Entering its fourth year, the Portland Bach Experience just keeps growing.
“I’m a big dreamer,” said Emily Isaacson, founder and artistic director of the classical music festival. “So, when other organizations reach out and say they want to be involved, it’s hard to turn it down. Of course I want it to keep expanding.”
This year’s festival, which features 17 events over 13 days, opens Tuesday and runs through through June 12 at locations from Kennebunk to Brunswick. Many of the concerts are free and in settings not traditionally known for classical music.
Isaacson, a Brunswick native, said her goal when she created the festival was to make this style of music not just accessible, but approachable.
“There is so much elitism around classical music and high culture in general,” she said. “We’ve had such a great response, both from attendees and artists who say we’re filling a niche they’re not seeing anywhere else.”
The festival started in 2018 but was canceled in 2020 because of the pandemic.
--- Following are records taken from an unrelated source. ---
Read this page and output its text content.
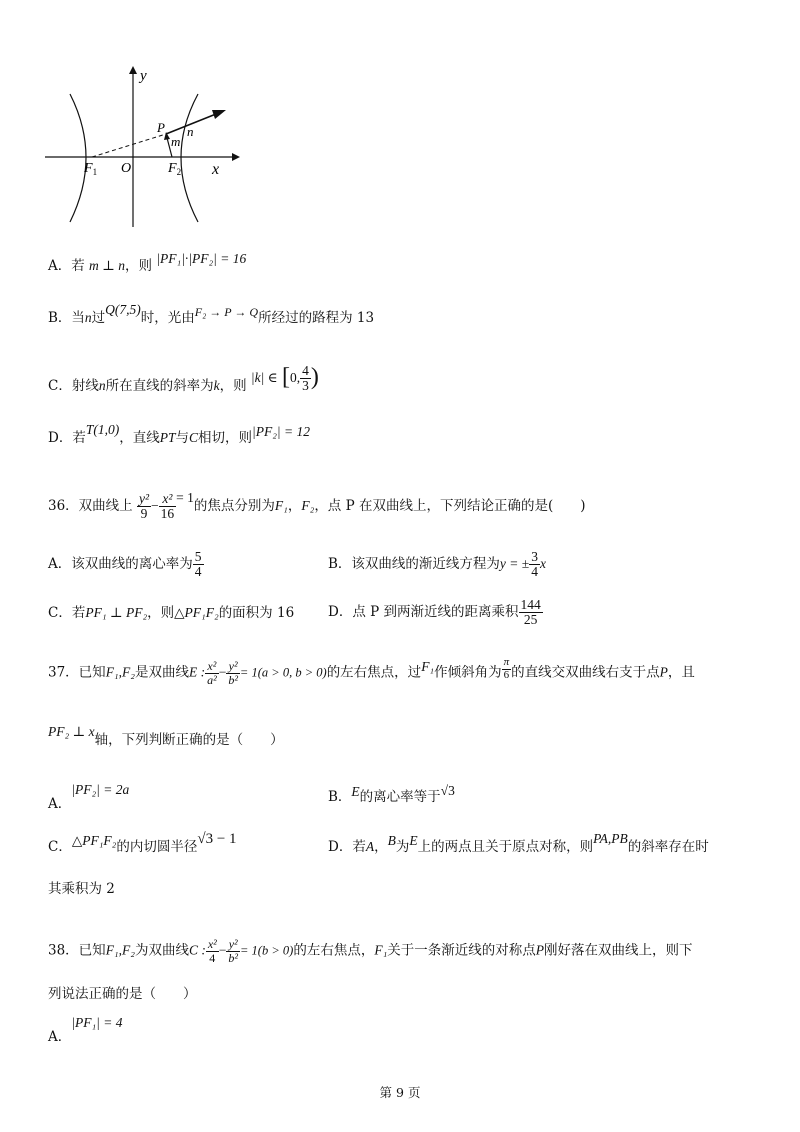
y
x
P n
m
$F_1$ O	$F_2$
A．若 m ⊥ n，则 |PF₁|·|PF₂| = 16
B．当n过Q(7,5)时，光由F₂ → P → Q所经过的路程为 13
C．射线n所在直线的斜率为k，则 |k| ∈ [0, $\frac{4}{3}$ )
D．若T(1,0)，直线PT与C相切，则|PF₂| = 12
36．双曲线上 $\frac{\text{y²}}{9} - \frac{\text{x²}}{16} = 1$的焦点分别为F₁，F₂，点 P 在双曲线上，下列结论正确的是(　　)
A．该双曲线的离心率为 $\frac{5}{4}$	B．该双曲线的渐近线方程为y = ± $\frac{3}{4}$ x
C．若PF₁ ⊥ PF₂，则△PF₁F₂的面积为 16	D．点 P 到两渐近线的距离乘积 $\frac{144}{25}$
37．已知F₁,F₂是双曲线E : $\frac{\text{x²}}{\text{a²}} - \frac{\text{y²}}{\text{b²}} = 1(a > 0$, b > 0)的左右焦点，过F₁作倾斜角为 $\frac{\pi}{6}$ 的直线交双曲线右支于点P，且
PF₂ ⊥ x轴，下列判断正确的是（　　）
A．|PF₂| = 2a	B．E的离心率等于√3
C．△PF₁F₂的内切圆半径√3 − 1	D．若A，B为E上的两点且关于原点对称，则PA,PB的斜率存在时
其乘积为 2
38．已知F₁,F₂为双曲线C : $\frac{\text{x²}}{4} - \frac{\text{y²}}{\text{b²}} = 1(b > 0)$的左右焦点，F₁关于一条渐近线的对称点P刚好落在双曲线上，则下
列说法正确的是（　　）
A．|PF₁| = 4
第 9 页
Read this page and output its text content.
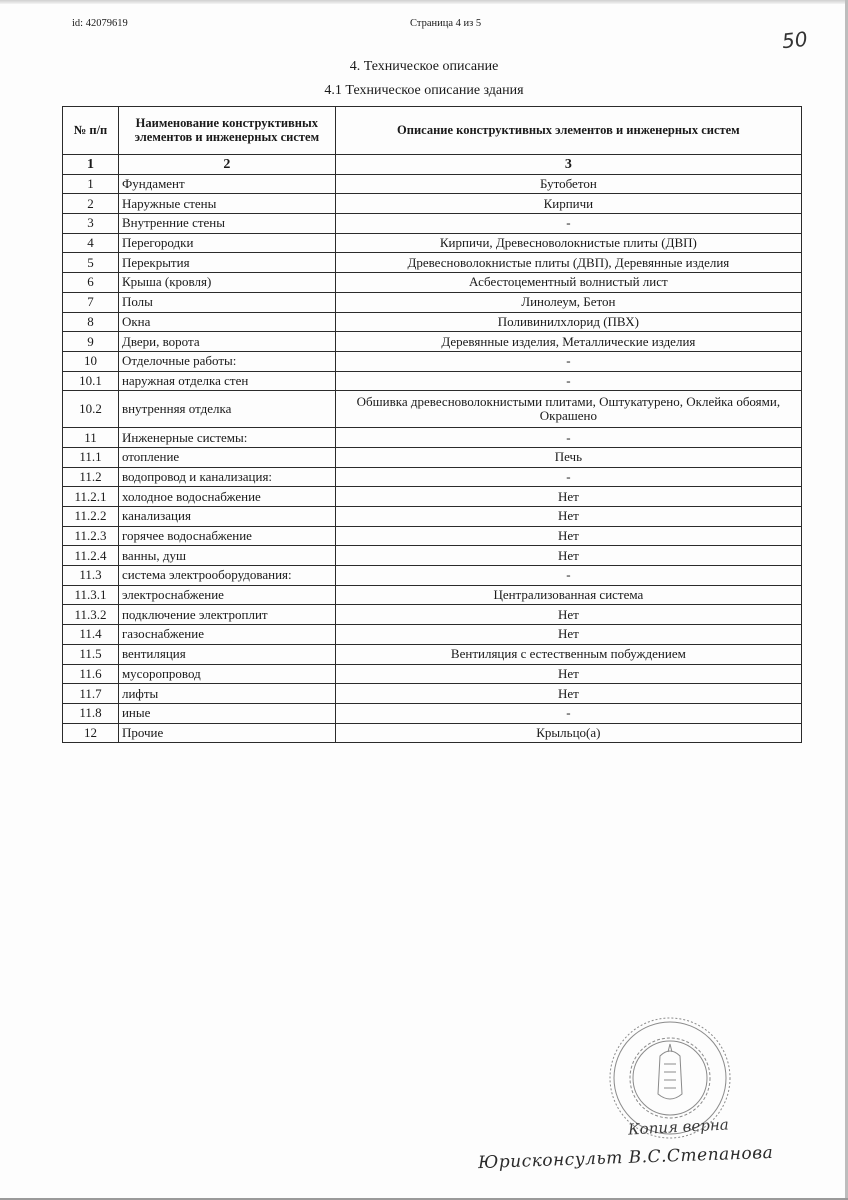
id: 42079619	Страница 4 из 5
50
4. Техническое описание
4.1 Техническое описание здания
№ п/п	Наименование конструктивных элементов и инженерных систем	Описание конструктивных элементов и инженерных систем
1	2	3
1	Фундамент	Бутобетон
2	Наружные стены	Кирпичи
3	Внутренние стены	-
4	Перегородки	Кирпичи, Древесноволокнистые плиты (ДВП)
5	Перекрытия	Древесноволокнистые плиты (ДВП), Деревянные изделия
6	Крыша (кровля)	Асбестоцементный волнистый лист
7	Полы	Линолеум, Бетон
8	Окна	Поливинилхлорид (ПВХ)
9	Двери, ворота	Деревянные изделия, Металлические изделия
10	Отделочные работы:	-
10.1	наружная отделка стен	-
10.2	внутренняя отделка	Обшивка древесноволокнистыми плитами, Оштукатурено, Оклейка обоями, Окрашено
11	Инженерные системы:	-
11.1	отопление	Печь
11.2	водопровод и канализация:	-
11.2.1	холодное водоснабжение	Нет
11.2.2	канализация	Нет
11.2.3	горячее водоснабжение	Нет
11.2.4	ванны, душ	Нет
11.3	система электрооборудования:	-
11.3.1	электроснабжение	Централизованная система
11.3.2	подключение электроплит	Нет
11.4	газоснабжение	Нет
11.5	вентиляция	Вентиляция с естественным побуждением
11.6	мусоропровод	Нет
11.7	лифты	Нет
11.8	иные	-
12	Прочие	Крыльцо(а)
Копия верна
Юрисконсульт В.С.Степанова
It resumed last year with record attendance.
Included in this year’s schedule are a Carnival Concert in Portland’s East Bayside neighborhood and another at Desert of Maine in Freeport, a BachBends Yoga event on the Eastern Promenade, Bach & Beer at Foulmouthed Brewery in South Portland, and an Ice Cream Concert at the Reiche Elementary School playground in Portland.
The full schedule is available online at portlandbachexperience.com.
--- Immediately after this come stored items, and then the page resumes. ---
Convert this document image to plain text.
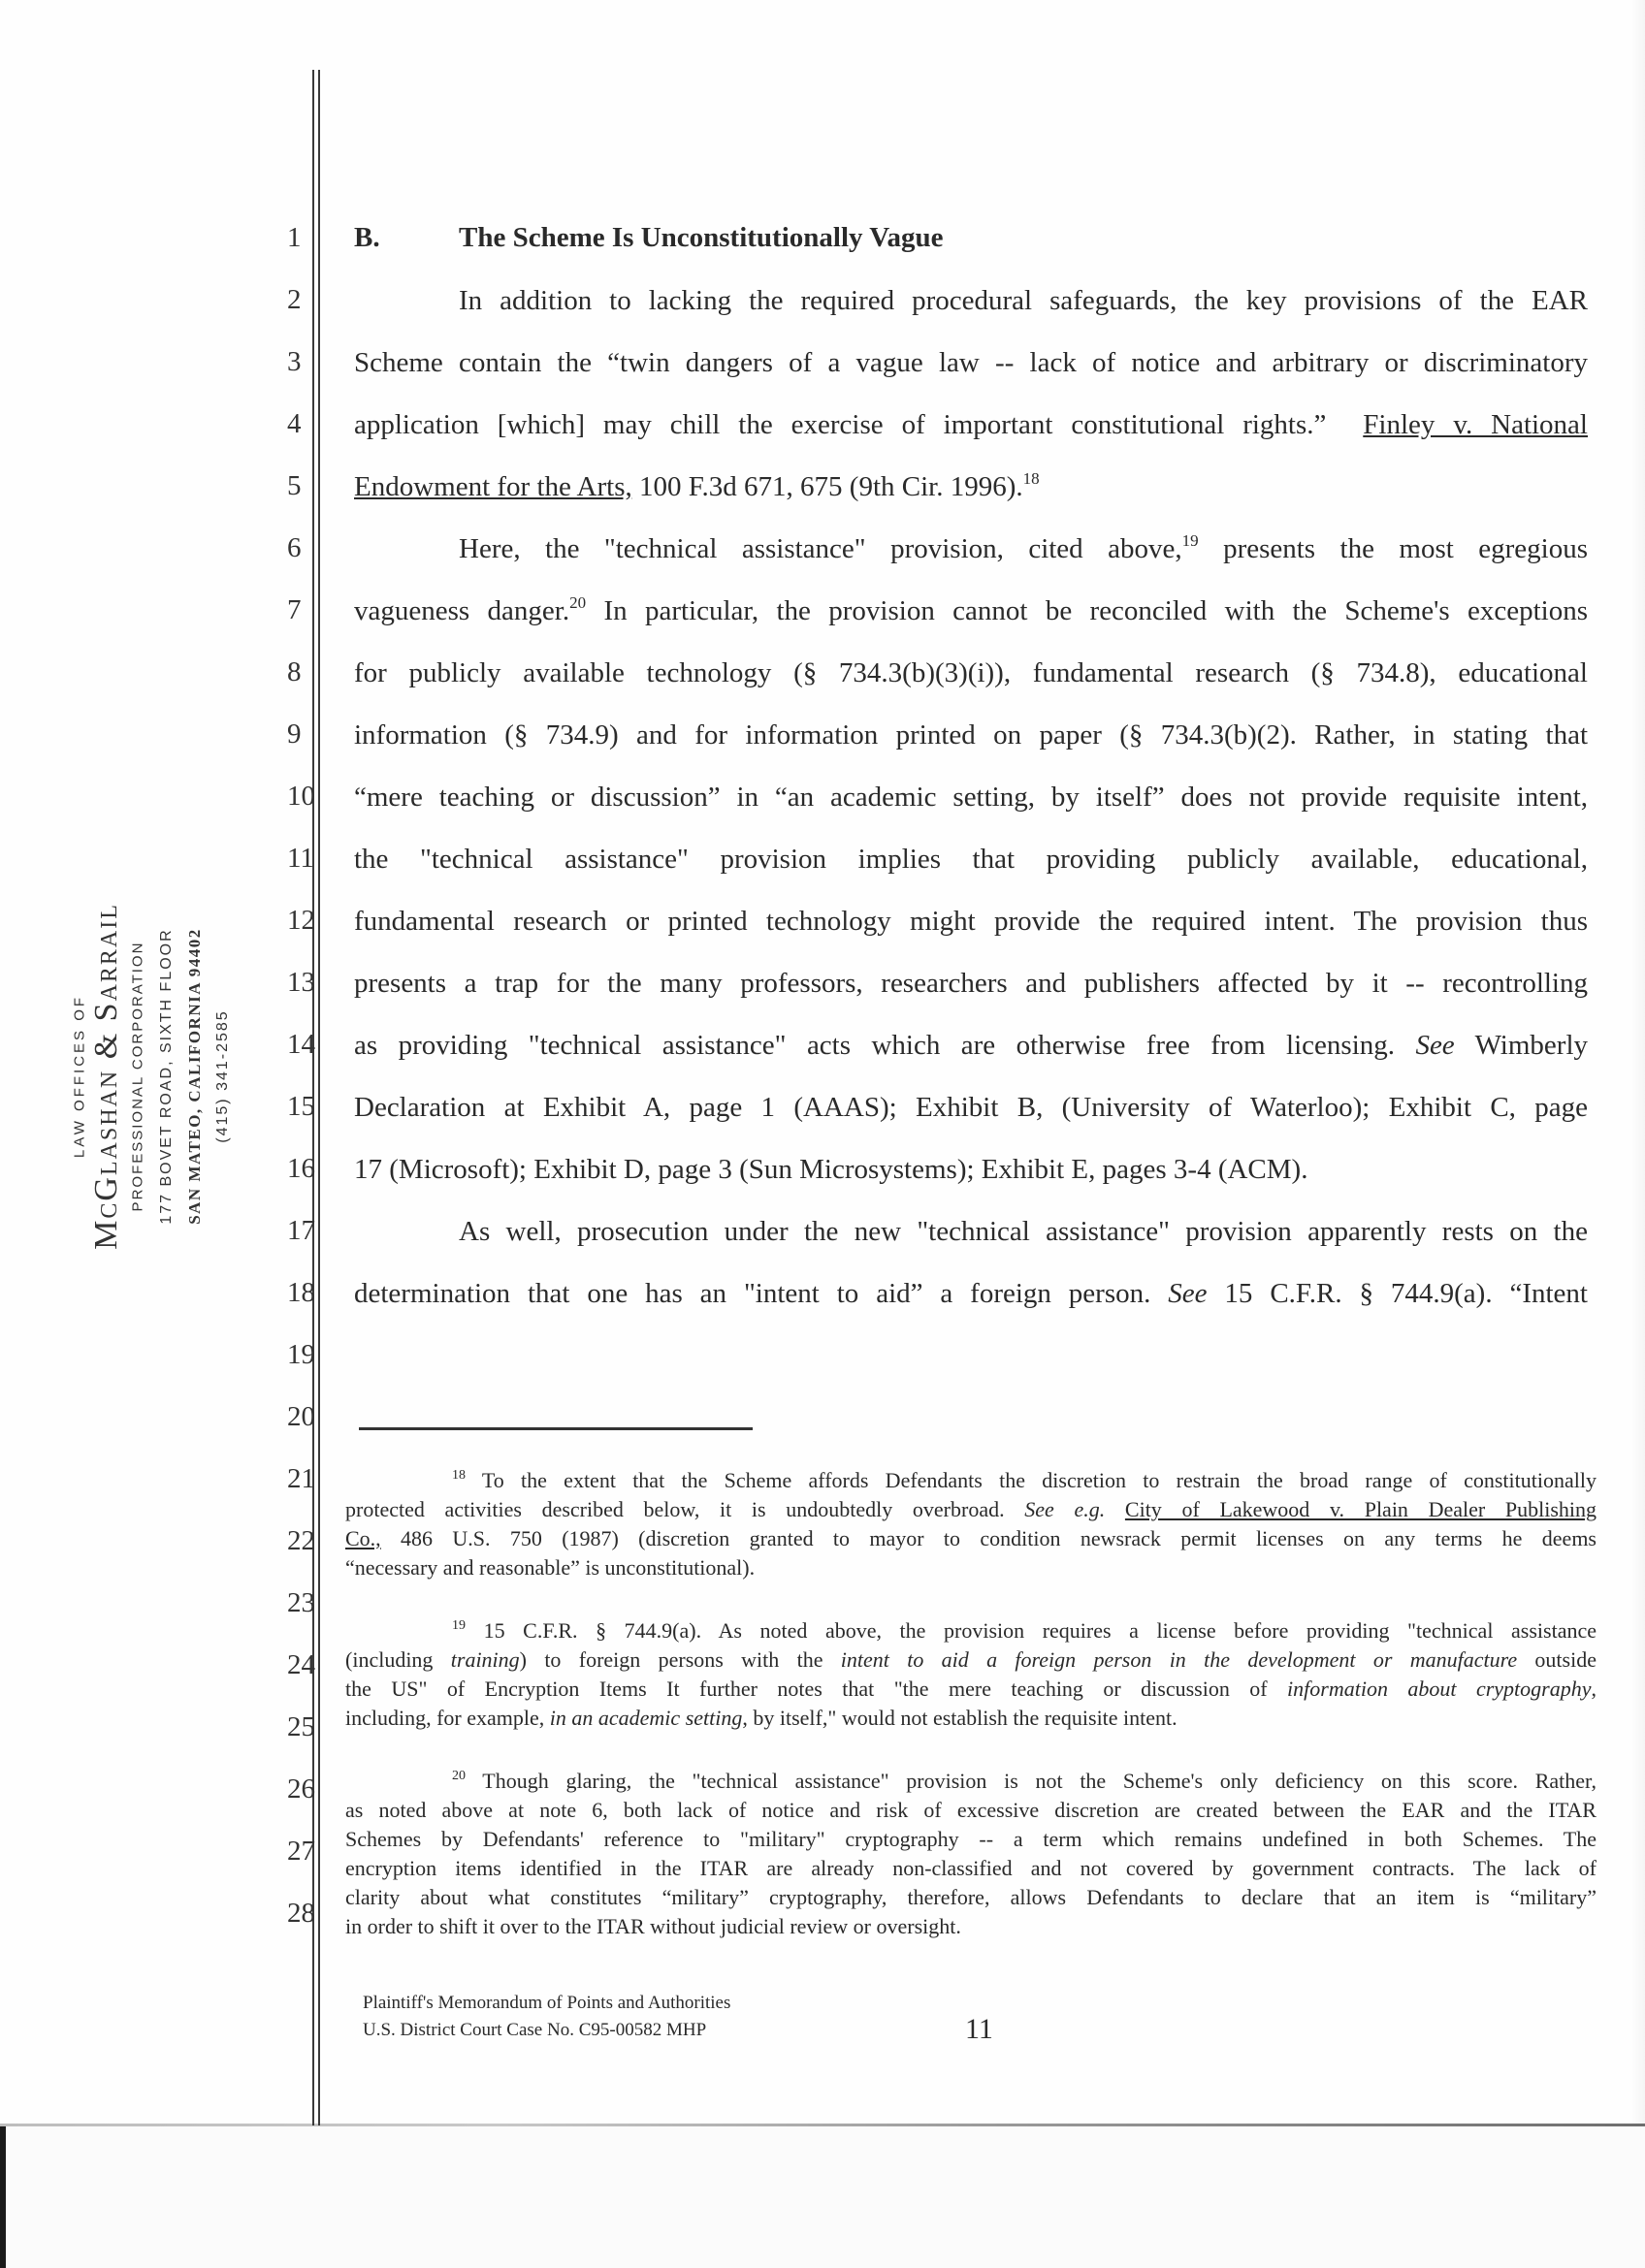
1
2
3
4
5
6
7
8
9
10
11
12
13
14
15
16
17
18
19
20
21
22
23
24
25
26
27
28
LAW OFFICES OF McGlashan & Sarrail PROFESSIONAL CORPORATION 177 BOVET ROAD, SIXTH FLOOR SAN MATEO, CALIFORNIA 94402 (415) 341-2585
B.	The Scheme Is Unconstitutionally Vague
In addition to lacking the required procedural safeguards, the key provisions of the EAR
Scheme contain the “twin dangers of a vague law -- lack of notice and arbitrary or discriminatory
application [which] may chill the exercise of important constitutional rights.” Finley v. National
Endowment for the Arts, 100 F.3d 671, 675 (9th Cir. 1996).$^{18}$
Here, the "technical assistance" provision, cited above,$^{19}$ presents the most egregious
vagueness danger.$^{20}$ In particular, the provision cannot be reconciled with the Scheme's exceptions
for publicly available technology (§ 734.3(b)(3)(i)), fundamental research (§ 734.8), educational
information (§ 734.9) and for information printed on paper (§ 734.3(b)(2). Rather, in stating that
“mere teaching or discussion” in “an academic setting, by itself” does not provide requisite intent,
the "technical assistance" provision implies that providing publicly available, educational,
fundamental research or printed technology might provide the required intent. The provision thus
presents a trap for the many professors, researchers and publishers affected by it -- recontrolling
as providing "technical assistance" acts which are otherwise free from licensing. See Wimberly
Declaration at Exhibit A, page 1 (AAAS); Exhibit B, (University of Waterloo); Exhibit C, page
17 (Microsoft); Exhibit D, page 3 (Sun Microsystems); Exhibit E, pages 3-4 (ACM).
As well, prosecution under the new "technical assistance" provision apparently rests on the
determination that one has an "intent to aid” a foreign person. See 15 C.F.R. § 744.9(a). “Intent
$^{18}$ To the extent that the Scheme affords Defendants the discretion to restrain the broad range of constitutionally
protected activities described below, it is undoubtedly overbroad. See e.g. City of Lakewood v. Plain Dealer Publishing
Co., 486 U.S. 750 (1987) (discretion granted to mayor to condition newsrack permit licenses on any terms he deems
“necessary and reasonable” is unconstitutional).
$^{19}$ 15 C.F.R. § 744.9(a). As noted above, the provision requires a license before providing "technical assistance
(including training) to foreign persons with the intent to aid a foreign person in the development or manufacture outside
the US" of Encryption Items It further notes that "the mere teaching or discussion of information about cryptography,
including, for example, in an academic setting, by itself," would not establish the requisite intent.
$^{20}$ Though glaring, the "technical assistance" provision is not the Scheme's only deficiency on this score. Rather,
as noted above at note 6, both lack of notice and risk of excessive discretion are created between the EAR and the ITAR
Schemes by Defendants' reference to "military" cryptography -- a term which remains undefined in both Schemes. The
encryption items identified in the ITAR are already non-classified and not covered by government contracts. The lack of
clarity about what constitutes “military” cryptography, therefore, allows Defendants to declare that an item is “military”
in order to shift it over to the ITAR without judicial review or oversight.
Plaintiff's Memorandum of Points and Authorities
U.S. District Court Case No. C95-00582 MHP	11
“I love this music, but I also recognize that sitting in a concert hall isn’t a great way to share classical music with a 4-year-old,” Isaacson said. “And a lot of my friends aren’t necessarily interested in coming to shows either, so that really got me thinking: What are the things people need in their lives? What are the barriers? What draws people out? And the answer is community. It’s making people feel welcome in whatever form they are in.”
This year’s concerts will feature more than 50 musicians from Maine and across the country, including two-time Grammy-nominated violinist Jesse Irons, who will have featured solos in a presentation of Vivaldi’s The Four Seasons and The [uncertain] Four Seasons. The latter is the U.S. premiere of a contemporary project with an iteration created specifically for the event that reflects climate change predictions.
Another violinist and Grammy winner, Mandy Wolman, will be featured on Bach’s Brandenburg Concerto No. 5 and other selections.
Isaacson said some of the most popular events of the Portland Bach Experience in recent years are the salon series concerts, which feature musicians in intimate settings where the artists converse with the audience to share the stories.
“The musicians love it,” Isaacson said. “It’s less formal but much more engaging.”
Isaacson said although classical music has a reputation of being “stodgy,” most of it originated in communal settings, not stuffy concert halls.
Portland Bach Experience is a program of Classical Uprising, a nonprofit committed to community development, creative expression and inclusivity. The festival got a major boost in 2019 with a grant from the Maine Office of Tourism.
Isaacson said her long-term goal is to turn the Portland Bach Experience into a northern version of Spoleto, a multi-week arts festival in Charleston, South Carolina, that features music, dance and theater and generates tens of millions of dollars in economic activity.
“I think Portland can be that,” she said. “I’m a fourth-generation Mainer, and when I was growing up, I didn’t always feel like there was a vibrant arts scene. I felt like I had to leave. I don’t want that for my kids. I want them to be able to get all their cultural nutrition here.”